I Stumbled Across This
I stumbled across this and I thought it was interesting. I was reading a website called God Is Imaginary and found an interesting story. Now, being an agnostic Humanist, I don’t necessarily believe that God is imaginary. I don’t necessarily believe God is real, either. I believe the very concept of God (or any supernatural being) is outside the realm of observable, verifiable phenomena, and is not a topic that merits inclusion in a biology or geology (or any other natural science) course. But that’s a topic for the politics category.

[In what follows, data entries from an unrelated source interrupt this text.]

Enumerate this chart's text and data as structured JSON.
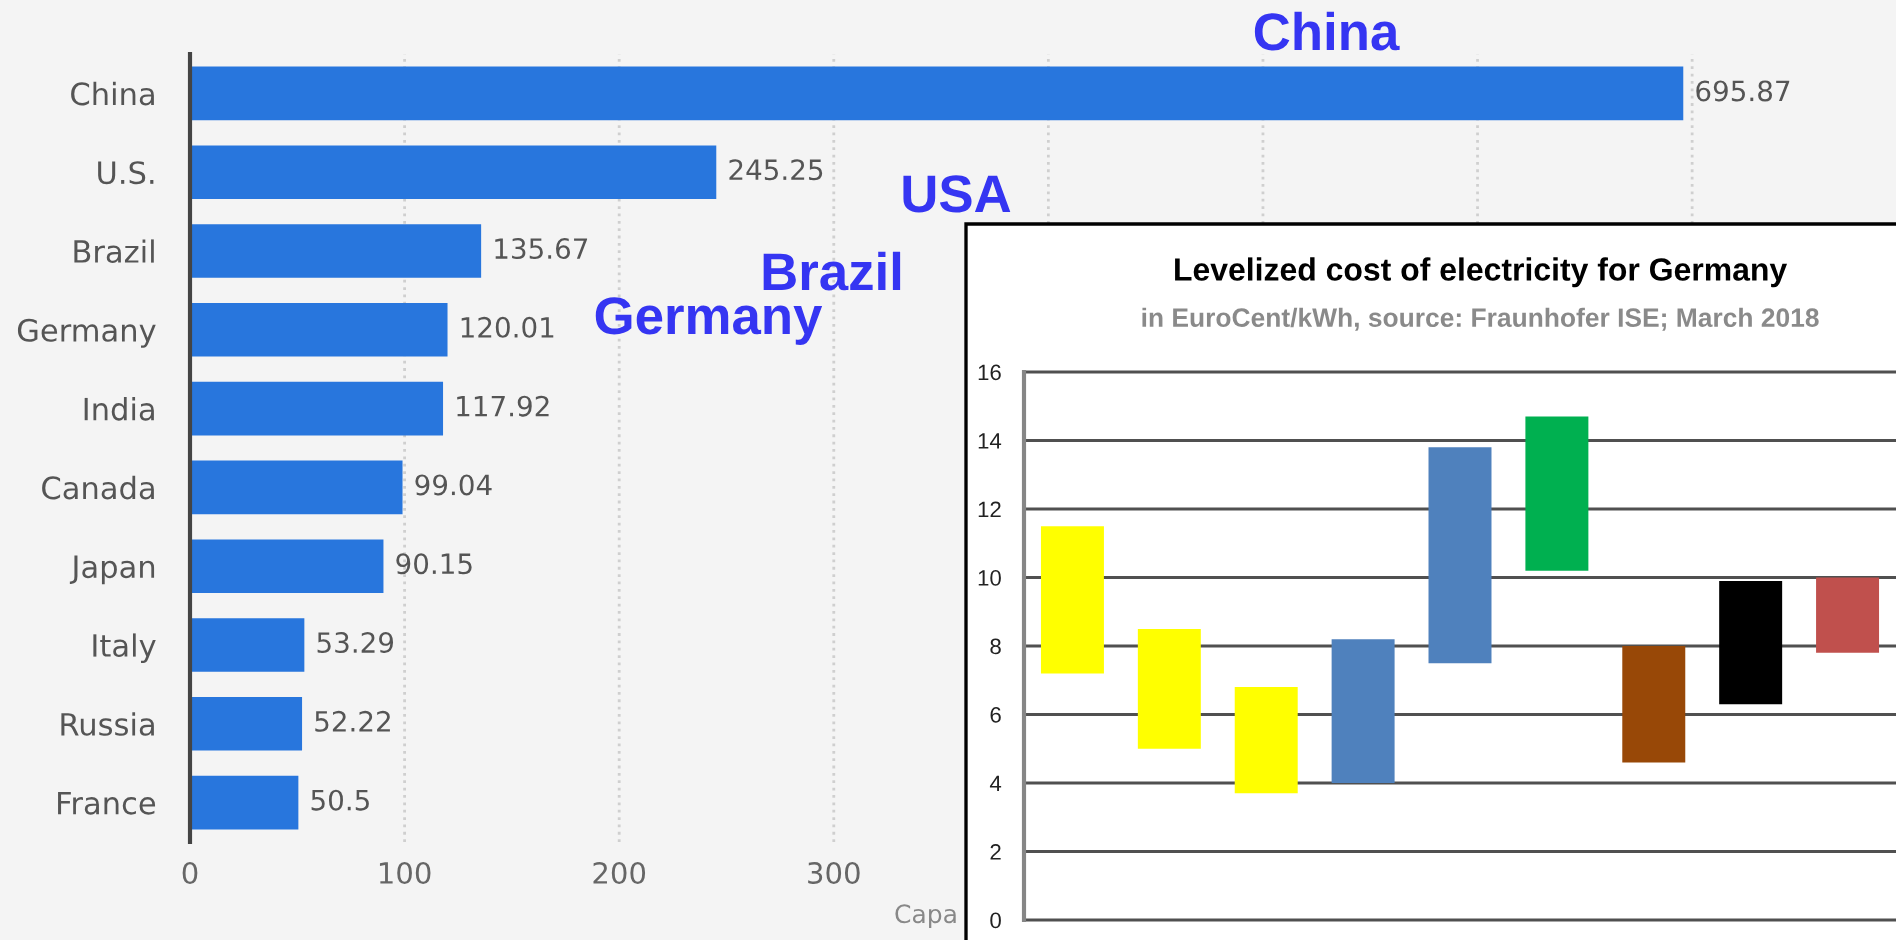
{
  "chart_data": [
    {
      "type": "bar",
      "orientation": "horizontal",
      "categories": [
        "China",
        "U.S.",
        "Brazil",
        "Germany",
        "India",
        "Canada",
        "Japan",
        "Italy",
        "Russia",
        "France"
      ],
      "values": [
        695.87,
        245.25,
        135.67,
        120.01,
        117.92,
        99.04,
        90.15,
        53.29,
        52.22,
        50.5
      ],
      "color": "#2876dd",
      "xlim": [
        0,
        795
      ],
      "xticks": [
        0,
        100,
        200,
        300,
        {
          "value": 400,
          "label": null
        },
        {
          "value": 500,
          "label": null
        },
        {
          "value": 600,
          "label": null
        },
        {
          "value": 700,
          "label": null
        }
      ],
      "grid": "x",
      "data_labels": true,
      "xlabel": "Capa",
      "annotations": [
        "China",
        "USA",
        "Brazil",
        "Germany"
      ]
    },
    {
      "type": "bar",
      "title": "Levelized cost of electricity for Germany",
      "subtitle": "in EuroCent/kWh, source: Fraunhofer ISE; March 2018",
      "categories": [
        null,
        null,
        null,
        null,
        null,
        null,
        null,
        null,
        null
      ],
      "base": [
        7.2,
        5.0,
        3.7,
        4.0,
        7.5,
        10.2,
        4.6,
        6.3,
        7.8
      ],
      "values": [
        4.3,
        3.5,
        3.1,
        4.2,
        6.3,
        4.5,
        3.4,
        3.6,
        2.2
      ],
      "colors": [
        "#ffff00",
        "#ffff00",
        "#ffff00",
        "#4f81bd",
        "#4f81bd",
        "#00b050",
        "#984807",
        "#000000",
        "#c0504d"
      ],
      "ylim": [
        0,
        16
      ],
      "yticks": [
        0,
        2,
        4,
        6,
        8,
        10,
        12,
        14,
        16
      ],
      "grid": "y",
      "tick_labels": "y"
    }
  ]
}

Anyway, I had a point. The article I was reading concerns the development of Penicillin. Here’s the relevant quote:
Did Fleming or Floring say, as a religious person would, “The death of this bacteria is a miracle! God has reached down and killed it!” Of course not. Instead, they completely ignored “God”. They determined what was actually happening through experimentation and then made useful medicines from the mold. They took a rational approach rather than a religious approach and we all benefit from penicillin and its many derivatives today.
The article — the whole website, in fact — has a condescending tone toward religion, which I find unfortunate and less than useful. But the point it makes struck me. What would a deeply religious person have thought upon finding that petri dish? That God was working to develop an antibacterial? Or that those who were infected by bacteria deserved it, due to some moral/religious defect? I don’t think a fundamentalist would have said, “Hey, maybe I should test this stuff using the scientific method, and then make conclusions based on verifiable, empirical evidence.”
Maybe I’m wrong, but it makes me wonder.